Oxide-dispersion-strengthened steels, characterized by oxide nanoparticles dispersed in a metallic matrix, exhibit high strength at elevated temperatures. Controlling the size and distribution of these dispersoids is crucial for achieving desired properties. Using multiphysics phase-field simulation and associated nanoparticle tracing, this work investigates the thermo-microstructural evolution, melt flow, and nanoparticle dispersion and agglomeration of the manufactured Fe20Cr alloy with 0.5 (wt%) ZrO₂ nanoparticle by powder bed fusion (PBF) and direct energy deposition (DED) processes.

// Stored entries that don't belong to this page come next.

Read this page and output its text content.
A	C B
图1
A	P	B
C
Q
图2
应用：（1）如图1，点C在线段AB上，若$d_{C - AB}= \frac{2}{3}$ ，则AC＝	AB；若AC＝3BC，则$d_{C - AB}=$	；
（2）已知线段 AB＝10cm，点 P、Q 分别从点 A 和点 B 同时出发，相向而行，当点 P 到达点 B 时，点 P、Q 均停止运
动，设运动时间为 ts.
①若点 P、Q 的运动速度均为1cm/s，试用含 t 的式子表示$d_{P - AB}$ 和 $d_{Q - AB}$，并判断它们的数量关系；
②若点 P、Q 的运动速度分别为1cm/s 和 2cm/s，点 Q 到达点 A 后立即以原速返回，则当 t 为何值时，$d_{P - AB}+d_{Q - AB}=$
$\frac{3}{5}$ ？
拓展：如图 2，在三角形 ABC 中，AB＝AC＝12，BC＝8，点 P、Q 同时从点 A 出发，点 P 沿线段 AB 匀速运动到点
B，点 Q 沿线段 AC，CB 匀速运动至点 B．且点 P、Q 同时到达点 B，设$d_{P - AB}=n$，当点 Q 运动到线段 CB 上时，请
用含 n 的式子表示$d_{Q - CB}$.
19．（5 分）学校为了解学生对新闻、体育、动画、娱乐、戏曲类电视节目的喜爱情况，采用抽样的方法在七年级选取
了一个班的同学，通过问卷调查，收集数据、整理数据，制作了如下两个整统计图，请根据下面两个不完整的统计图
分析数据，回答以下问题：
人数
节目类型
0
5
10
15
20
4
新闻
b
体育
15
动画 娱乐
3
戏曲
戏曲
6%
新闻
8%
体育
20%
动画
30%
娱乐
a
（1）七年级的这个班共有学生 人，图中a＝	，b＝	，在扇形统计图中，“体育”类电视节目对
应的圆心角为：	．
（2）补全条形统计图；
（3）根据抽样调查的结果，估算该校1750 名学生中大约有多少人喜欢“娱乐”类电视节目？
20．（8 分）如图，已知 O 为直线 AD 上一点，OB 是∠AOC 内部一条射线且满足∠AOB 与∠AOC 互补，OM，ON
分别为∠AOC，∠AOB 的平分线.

Results present evident differences in melt residence time and flow patterns between DED and PBF. Dispersion and agglomeration are influenced by their positioning relative to the melt pool geometry. Regions closer to the beam spot center experience longer melt residence times, leading to a higher degree of dispersion, greater interparticle distances, and lower estimated Orowan stress. For the same volumetric energy density, simulations indicate that DED supports better nanoparticle dispersion due to the larger melt pool and consistent flow patterns, distinguished from the erratic melt dynamics in PBF, leading to greater nanoparticle agglomeration. Higher Orowan stress is resolved in the sample by DED as compared to that by PBF.